Still, none of this has spared Gemfields from financial turbulence. The company has struggled through a perfect storm of its own, culminating in a $30m rights issue completed in June 2025. The causes of Gemfields’ woes have been far more company-specific than simply soft luxury demand.

Beyond the broader slowdown in global luxury sales, three simultaneous challenges have impacted the group’s balance sheet. First, the emerald market was thrown into disarray in the second half of 2024 when a rival Zambian emerald producer flooded the market with discounted stones. Three back-to-back auctions from the competitor, including one billed as “the largest emerald auction in history”, coincided awkwardly with Gemfields’ own sales. 

Buyers, anticipating cheaper stones, held back bids. Revenues at Gemfields’ higher-quality emerald auction in November 2024 disappointed, and although a follow-up auction in February 2025 saw partial recovery, the damage was done. Gemfields has responded by pausing mining at Kagem, choosing instead to process stockpiles while waiting for market stability to return.

Fabergé egg

Second, Gemfields has been hit by a stark drop in premium ruby production from Montepuez. In 2024, the mine yielded only 40,006 carats of premium rubies, roughly half the average of the prior three years. Because a mere 5% of mined rubies typically account for 90% of auction revenues, this shortfall has had an outsized impact on income.
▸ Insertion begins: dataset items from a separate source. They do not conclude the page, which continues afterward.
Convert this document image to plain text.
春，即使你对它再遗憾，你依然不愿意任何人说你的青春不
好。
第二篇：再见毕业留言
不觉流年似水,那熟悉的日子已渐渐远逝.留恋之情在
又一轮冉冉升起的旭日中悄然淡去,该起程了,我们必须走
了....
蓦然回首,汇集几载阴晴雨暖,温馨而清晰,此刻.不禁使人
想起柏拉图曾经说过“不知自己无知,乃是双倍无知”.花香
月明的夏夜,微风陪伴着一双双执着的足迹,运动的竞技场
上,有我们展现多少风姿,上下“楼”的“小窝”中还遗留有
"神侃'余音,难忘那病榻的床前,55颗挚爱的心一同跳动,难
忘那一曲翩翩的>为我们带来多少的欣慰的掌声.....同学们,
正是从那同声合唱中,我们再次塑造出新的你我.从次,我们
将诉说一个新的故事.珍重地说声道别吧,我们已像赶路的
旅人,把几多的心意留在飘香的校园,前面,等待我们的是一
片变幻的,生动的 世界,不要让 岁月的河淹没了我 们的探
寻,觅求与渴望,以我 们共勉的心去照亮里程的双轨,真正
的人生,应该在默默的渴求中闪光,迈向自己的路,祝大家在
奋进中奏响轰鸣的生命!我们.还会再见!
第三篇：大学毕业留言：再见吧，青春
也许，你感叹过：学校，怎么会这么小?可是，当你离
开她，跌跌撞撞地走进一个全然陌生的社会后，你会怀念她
There’s no obvious geological cause for the drop; management believes it’s simply a result of natural variability and expects production to rebound. 

Meanwhile, Gemfields pins hope on its new second processing plant at Montepuez (PP2), scheduled to triple processing capacity to 600 tons an hour later in 2025. The facility should help unlock ruby stockpiles, bring new colour variations to market, and reduce dependence on specific high-value pockets.
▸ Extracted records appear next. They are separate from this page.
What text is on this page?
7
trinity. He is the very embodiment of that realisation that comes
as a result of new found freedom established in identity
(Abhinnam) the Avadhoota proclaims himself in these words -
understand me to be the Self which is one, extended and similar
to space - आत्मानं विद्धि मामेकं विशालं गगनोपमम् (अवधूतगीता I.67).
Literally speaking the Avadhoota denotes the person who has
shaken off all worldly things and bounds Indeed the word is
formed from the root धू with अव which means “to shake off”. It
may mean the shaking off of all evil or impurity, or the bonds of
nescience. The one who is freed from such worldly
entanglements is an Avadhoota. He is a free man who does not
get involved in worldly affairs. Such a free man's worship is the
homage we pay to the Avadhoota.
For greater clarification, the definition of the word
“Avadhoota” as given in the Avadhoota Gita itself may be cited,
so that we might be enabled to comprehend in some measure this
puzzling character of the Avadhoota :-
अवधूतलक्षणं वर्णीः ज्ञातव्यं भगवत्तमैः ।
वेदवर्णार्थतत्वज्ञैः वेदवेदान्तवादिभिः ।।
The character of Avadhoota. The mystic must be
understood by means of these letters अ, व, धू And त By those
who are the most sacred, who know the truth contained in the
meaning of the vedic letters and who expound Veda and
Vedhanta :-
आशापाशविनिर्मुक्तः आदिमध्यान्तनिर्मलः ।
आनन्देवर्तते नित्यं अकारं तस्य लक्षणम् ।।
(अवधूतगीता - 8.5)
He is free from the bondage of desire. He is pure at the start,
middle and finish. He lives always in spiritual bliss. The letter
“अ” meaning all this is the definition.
Third, Mozambique’s political volatility flared up in late 2024, with civil unrest leading to a three-day mining halt at Montepuez and higher costs for supplies and fuel. While conditions have largely stabilised, insurgent activity and illegal mining remain threats.
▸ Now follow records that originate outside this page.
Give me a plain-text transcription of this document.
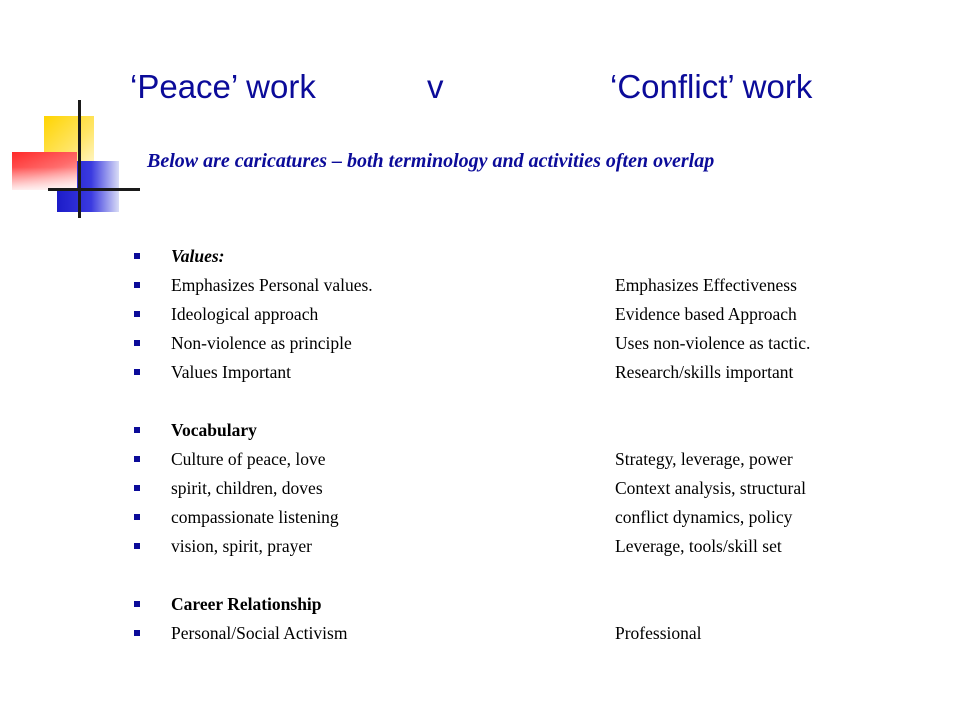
‘Peace’ work	v	‘Conflict’ work
Below are caricatures – both terminology and activities often overlap
Values:
Emphasizes Personal values.	Emphasizes Effectiveness
Ideological approach	Evidence based Approach
Non-violence as principle	Uses non-violence as tactic.
Values Important	Research/skills important
Vocabulary
Culture of peace, love	Strategy, leverage, power
spirit, children, doves	Context analysis, structural
compassionate listening	conflict dynamics, policy
vision, spirit, prayer	Leverage, tools/skill set
Career Relationship
Personal/Social Activism	Professional
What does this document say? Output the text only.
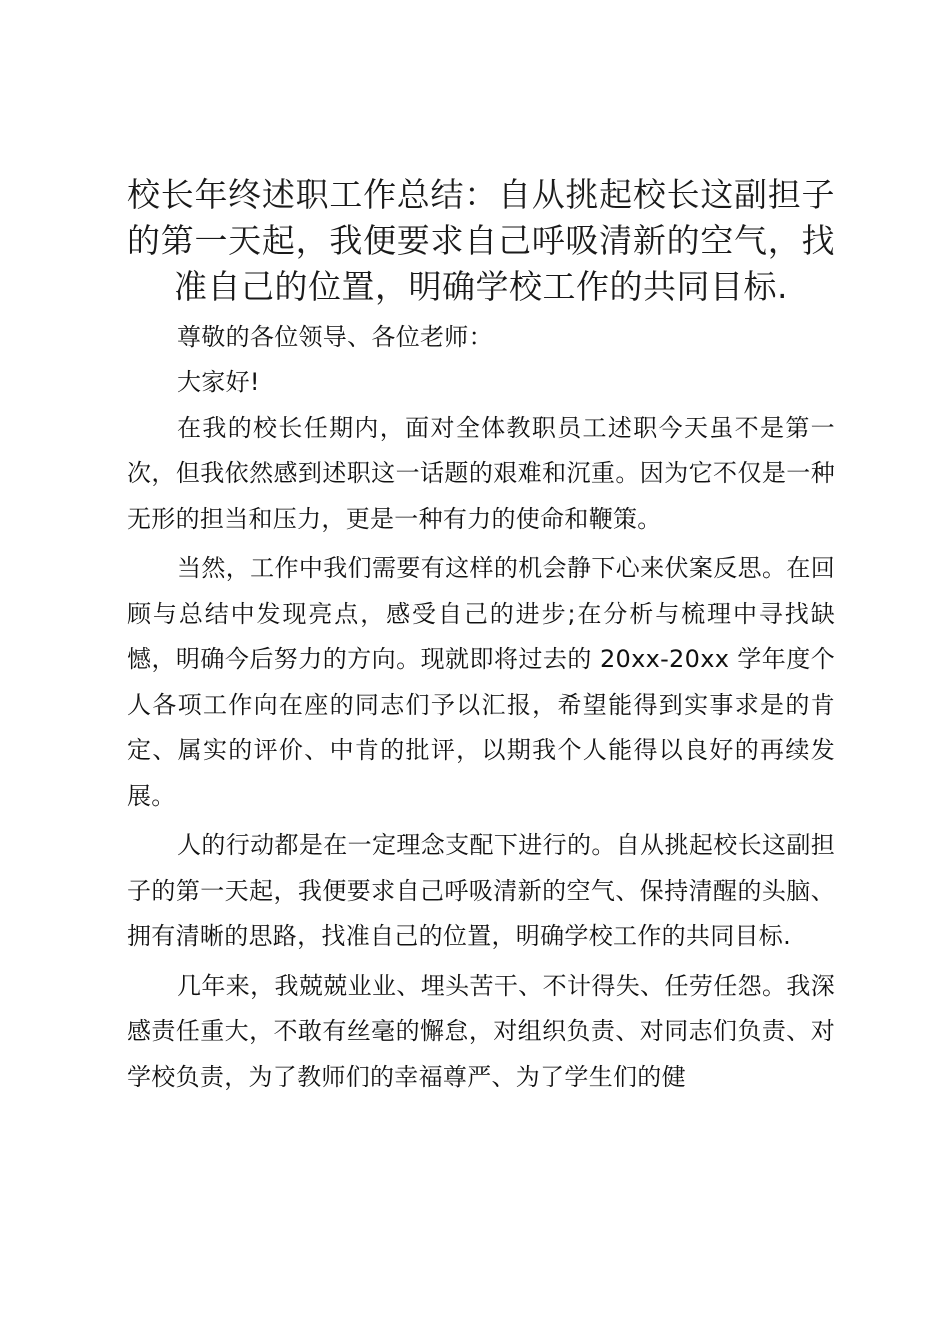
校长年终述职工作总结：自从挑起校长这副担子的第一天起，我便要求自己呼吸清新的空气，找准自己的位置，明确学校工作的共同目标.

尊敬的各位领导、各位老师：

大家好!

在我的校长任期内，面对全体教职员工述职今天虽不是第一次，但我依然感到述职这一话题的艰难和沉重。因为它不仅是一种无形的担当和压力，更是一种有力的使命和鞭策。

当然，工作中我们需要有这样的机会静下心来伏案反思。在回顾与总结中发现亮点，感受自己的进步;在分析与梳理中寻找缺憾，明确今后努力的方向。现就即将过去的 20xx-20xx 学年度个人各项工作向在座的同志们予以汇报，希望能得到实事求是的肯定、属实的评价、中肯的批评，以期我个人能得以良好的再续发展。

人的行动都是在一定理念支配下进行的。自从挑起校长这副担子的第一天起，我便要求自己呼吸清新的空气、保持清醒的头脑、拥有清晰的思路，找准自己的位置，明确学校工作的共同目标.

几年来，我兢兢业业、埋头苦干、不计得失、任劳任怨。我深感责任重大，不敢有丝毫的懈怠，对组织负责、对同志们负责、对学校负责，为了教师们的幸福尊严、为了学生们的健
These pressures forced Gemfields into its $30m rights issue. As outlined in its rights issue circular, the capital raise aimed to plug a near-term working capital shortfall exacerbated by weaker auction revenues and heavy investment in growth projects. 

Chief among those projects is PP2, Gemfields’ biggest single investment to date, with an outlay near $70m. The rights issue was priced at significant discounts of 19.7% to the theoretical ex-rights price in the UK and 21.5% in South Africa. Assore International Holdings and Rational Expectations, significant shareholders, underwrote the deal and provided bridging loans totalling $13.4 million to keep Gemfields afloat while the rights issue was being completed.

Alongside the capital raise, Gemfields has been aggressively cutting costs. Non-essential spending and capital projects have been suspended, including work at certain ruby development assets in Mozambique and a gold project at Nairoto. Mining at Kagem was paused for six months to save cash. 

The group is also exploring strategic options, including a potential sale, for Fabergé, its luxury jewellery brand acquired in 2013. Fabergé, with its heritage stretching back to the Russian imperial court, has been used to showcase Gemfields’ stones and promote the wider coloured gemstone market. 

However, the process has been halted pending completion of the rights issue and might resume later in 2025.

Gemfields’ story shows that although diamonds and coloured gemstones often share the spotlight, their markets work in fundamentally different ways.

Lab-grown diamonds have taken significant market share from natural stones, but when it comes to rubies and emeralds, rarity and unique character still drive value. For Gemfields, the challenge now is to fix its operational issues and prove to investors that natural-coloured gemstones can still hold their premium in a shifting global market.